Modern techniques detect cancer in early stages which decreases the death rate and increases the recovery of cancer patient.

Not only in human cancer also spread in animals while some animals are resistant to cancer. In developed countries, cancer is still the second biggest killer. There are numerous remedies available nowadays for various types of cancer, but the majority have negative effects and harm the body's healthy tissues.

Creating a therapeutic or preventative approach that is effective and harmless is one of cancer research's key objectives. Given the stark differences across animal species in their rates of cancer and the ages at which diseases first manifest themselves, such naturally-occurring methods have in fact undergone several evolutionary iterations. For instance, cancer kills 50 to 90 percent of old mice when compared to around 23% in humans.

Wild animal cancer is a topic that receives little research. However a few species have a reputation for having high levels of cancer resistance which include naked mole rat. According to the species' longevity, the age at which cancer first appears also varies substantially. Long-lived species experience cancer development over decades, compared to a mouse's two-year average.

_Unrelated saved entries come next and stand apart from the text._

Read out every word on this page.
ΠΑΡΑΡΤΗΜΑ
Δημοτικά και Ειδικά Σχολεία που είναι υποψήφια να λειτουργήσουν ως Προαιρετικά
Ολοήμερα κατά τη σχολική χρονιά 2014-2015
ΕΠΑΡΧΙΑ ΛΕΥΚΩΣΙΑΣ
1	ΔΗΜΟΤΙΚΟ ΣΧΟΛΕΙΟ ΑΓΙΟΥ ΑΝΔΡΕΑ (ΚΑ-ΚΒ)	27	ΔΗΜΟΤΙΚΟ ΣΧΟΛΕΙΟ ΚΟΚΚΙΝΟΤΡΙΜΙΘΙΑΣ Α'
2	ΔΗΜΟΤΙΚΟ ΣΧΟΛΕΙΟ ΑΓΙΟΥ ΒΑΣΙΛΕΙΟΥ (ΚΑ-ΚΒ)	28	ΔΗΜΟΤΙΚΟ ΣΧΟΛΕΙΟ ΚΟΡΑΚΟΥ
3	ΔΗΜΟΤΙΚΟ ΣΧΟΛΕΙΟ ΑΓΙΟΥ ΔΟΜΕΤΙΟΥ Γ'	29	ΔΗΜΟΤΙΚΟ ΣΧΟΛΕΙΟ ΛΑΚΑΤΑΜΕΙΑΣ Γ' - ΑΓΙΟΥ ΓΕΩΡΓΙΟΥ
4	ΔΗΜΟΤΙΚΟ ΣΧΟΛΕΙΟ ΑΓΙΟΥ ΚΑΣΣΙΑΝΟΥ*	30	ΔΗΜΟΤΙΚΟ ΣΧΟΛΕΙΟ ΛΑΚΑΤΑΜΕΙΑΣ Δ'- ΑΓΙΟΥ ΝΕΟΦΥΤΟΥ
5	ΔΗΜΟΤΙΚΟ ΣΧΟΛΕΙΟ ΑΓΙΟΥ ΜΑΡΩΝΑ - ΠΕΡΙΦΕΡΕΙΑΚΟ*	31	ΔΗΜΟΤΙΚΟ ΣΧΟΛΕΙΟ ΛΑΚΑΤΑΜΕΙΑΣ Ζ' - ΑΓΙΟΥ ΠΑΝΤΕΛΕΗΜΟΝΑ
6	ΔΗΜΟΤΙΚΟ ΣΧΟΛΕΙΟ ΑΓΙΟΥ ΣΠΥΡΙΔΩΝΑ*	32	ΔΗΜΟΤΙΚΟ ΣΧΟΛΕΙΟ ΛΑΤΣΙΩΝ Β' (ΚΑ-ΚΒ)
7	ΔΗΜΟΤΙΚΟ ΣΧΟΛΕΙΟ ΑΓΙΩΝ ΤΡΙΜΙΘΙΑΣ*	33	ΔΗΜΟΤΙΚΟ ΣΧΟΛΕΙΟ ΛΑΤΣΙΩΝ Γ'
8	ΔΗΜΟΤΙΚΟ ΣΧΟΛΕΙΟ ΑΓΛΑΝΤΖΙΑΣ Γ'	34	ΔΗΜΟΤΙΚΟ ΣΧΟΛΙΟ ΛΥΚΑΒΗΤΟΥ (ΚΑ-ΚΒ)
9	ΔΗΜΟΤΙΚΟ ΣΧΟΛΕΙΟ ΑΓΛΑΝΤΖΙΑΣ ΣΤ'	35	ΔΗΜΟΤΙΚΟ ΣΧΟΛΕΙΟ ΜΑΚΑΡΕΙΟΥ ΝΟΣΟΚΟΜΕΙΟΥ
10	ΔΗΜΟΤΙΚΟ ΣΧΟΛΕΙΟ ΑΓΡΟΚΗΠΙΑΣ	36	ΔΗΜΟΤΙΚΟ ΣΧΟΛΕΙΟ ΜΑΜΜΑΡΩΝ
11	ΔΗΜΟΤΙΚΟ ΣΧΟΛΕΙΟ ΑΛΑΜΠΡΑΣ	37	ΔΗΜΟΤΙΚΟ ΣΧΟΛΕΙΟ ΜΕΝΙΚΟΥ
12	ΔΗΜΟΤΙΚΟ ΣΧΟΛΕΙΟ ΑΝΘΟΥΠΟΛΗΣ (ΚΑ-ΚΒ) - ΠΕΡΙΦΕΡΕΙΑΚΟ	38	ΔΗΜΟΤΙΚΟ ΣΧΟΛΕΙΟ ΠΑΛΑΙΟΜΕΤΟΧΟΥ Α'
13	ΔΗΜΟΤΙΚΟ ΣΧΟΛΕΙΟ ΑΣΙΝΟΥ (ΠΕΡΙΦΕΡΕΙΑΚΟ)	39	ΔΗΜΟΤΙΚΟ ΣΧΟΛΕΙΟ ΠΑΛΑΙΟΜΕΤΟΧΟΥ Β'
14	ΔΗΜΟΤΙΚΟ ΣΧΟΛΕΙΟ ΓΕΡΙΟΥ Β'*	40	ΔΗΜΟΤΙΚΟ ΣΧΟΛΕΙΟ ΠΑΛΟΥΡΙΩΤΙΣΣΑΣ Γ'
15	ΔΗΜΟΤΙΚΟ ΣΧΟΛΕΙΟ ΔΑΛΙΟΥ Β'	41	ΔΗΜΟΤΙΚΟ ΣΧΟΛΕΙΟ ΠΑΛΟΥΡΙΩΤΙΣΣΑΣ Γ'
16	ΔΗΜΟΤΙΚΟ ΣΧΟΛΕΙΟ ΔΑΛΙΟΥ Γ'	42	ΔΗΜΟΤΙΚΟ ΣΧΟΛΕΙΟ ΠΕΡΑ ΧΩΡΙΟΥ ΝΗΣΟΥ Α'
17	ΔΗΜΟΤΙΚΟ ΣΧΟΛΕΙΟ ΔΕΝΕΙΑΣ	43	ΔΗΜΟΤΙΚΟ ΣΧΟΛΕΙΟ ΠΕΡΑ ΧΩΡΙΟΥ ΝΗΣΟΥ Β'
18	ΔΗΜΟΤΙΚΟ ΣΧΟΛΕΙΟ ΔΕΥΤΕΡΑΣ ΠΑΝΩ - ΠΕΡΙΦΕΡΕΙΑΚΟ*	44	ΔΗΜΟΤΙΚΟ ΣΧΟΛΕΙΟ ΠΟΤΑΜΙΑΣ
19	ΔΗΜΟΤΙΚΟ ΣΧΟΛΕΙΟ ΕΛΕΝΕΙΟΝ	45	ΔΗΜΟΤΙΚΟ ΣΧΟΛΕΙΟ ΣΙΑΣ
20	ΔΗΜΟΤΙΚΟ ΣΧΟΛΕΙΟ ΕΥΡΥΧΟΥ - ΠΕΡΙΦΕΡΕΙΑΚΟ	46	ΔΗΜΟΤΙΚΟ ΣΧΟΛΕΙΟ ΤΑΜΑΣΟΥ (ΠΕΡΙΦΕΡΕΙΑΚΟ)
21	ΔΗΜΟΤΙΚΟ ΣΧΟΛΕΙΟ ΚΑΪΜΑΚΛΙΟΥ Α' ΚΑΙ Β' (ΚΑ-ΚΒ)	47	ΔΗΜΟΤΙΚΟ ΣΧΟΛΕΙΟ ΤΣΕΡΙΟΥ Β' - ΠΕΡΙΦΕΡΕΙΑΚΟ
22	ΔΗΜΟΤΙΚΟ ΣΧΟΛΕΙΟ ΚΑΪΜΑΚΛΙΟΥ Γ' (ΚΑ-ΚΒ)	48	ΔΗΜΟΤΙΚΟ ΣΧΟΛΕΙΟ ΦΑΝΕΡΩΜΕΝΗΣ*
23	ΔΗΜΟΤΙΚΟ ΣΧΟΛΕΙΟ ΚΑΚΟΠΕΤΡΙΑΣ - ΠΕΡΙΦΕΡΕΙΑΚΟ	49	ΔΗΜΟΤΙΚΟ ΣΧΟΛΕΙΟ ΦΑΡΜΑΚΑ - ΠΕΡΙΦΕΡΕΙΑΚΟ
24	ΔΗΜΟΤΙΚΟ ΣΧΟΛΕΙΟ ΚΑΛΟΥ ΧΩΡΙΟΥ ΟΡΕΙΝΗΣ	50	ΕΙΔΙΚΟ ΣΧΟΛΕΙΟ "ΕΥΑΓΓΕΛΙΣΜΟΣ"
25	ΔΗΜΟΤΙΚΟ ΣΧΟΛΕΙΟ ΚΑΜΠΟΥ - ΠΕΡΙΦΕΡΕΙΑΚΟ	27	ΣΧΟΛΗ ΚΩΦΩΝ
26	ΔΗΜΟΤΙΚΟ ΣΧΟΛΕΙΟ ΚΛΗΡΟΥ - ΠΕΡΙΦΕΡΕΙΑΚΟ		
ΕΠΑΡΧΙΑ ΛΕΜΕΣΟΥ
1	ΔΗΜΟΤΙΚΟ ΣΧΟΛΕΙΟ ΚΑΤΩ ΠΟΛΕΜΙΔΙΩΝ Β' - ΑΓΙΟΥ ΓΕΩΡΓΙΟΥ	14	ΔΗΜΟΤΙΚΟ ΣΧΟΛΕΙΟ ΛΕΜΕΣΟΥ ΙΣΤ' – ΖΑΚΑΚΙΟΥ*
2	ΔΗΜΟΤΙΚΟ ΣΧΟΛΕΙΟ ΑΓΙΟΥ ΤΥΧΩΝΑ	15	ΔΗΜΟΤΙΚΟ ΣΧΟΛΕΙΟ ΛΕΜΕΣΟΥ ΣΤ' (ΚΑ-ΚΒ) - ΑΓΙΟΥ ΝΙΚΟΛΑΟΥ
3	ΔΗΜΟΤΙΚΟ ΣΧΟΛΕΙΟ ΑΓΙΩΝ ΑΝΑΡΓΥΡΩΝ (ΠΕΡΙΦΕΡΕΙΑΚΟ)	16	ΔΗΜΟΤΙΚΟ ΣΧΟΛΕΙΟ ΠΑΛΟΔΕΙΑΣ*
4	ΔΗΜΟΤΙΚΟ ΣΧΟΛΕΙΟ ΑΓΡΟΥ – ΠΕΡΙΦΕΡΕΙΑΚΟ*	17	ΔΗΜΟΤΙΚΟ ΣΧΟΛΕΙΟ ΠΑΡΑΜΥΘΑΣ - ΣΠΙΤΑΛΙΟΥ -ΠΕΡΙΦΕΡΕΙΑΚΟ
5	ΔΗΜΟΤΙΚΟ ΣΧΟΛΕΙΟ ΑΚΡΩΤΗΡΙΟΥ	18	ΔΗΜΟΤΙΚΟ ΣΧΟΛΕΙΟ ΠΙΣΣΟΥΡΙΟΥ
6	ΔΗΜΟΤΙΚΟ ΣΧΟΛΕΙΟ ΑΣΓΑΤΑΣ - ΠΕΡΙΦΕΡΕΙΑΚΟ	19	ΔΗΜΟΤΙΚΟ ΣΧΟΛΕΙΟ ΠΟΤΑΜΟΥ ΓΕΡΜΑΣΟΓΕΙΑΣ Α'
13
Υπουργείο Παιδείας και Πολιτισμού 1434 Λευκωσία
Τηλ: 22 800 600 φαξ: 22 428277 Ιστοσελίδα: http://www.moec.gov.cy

The disease affects not just people but also animals. Humans and animals differ slightly in that some animals have a mechanism for resistance to cancer.

Since these creatures have mechanisms, we need to conduct research to understand them. Elephants, howling whales, naked mole rats, blind mole rats, and great white sharks are just a few of the animals that are resistant to cancer. Because of their huge bodies, these animals are more resistant to cancer than smaller animals, but they also have tumour suppressor genes or other mechanisms or genes that are already present in their bodies.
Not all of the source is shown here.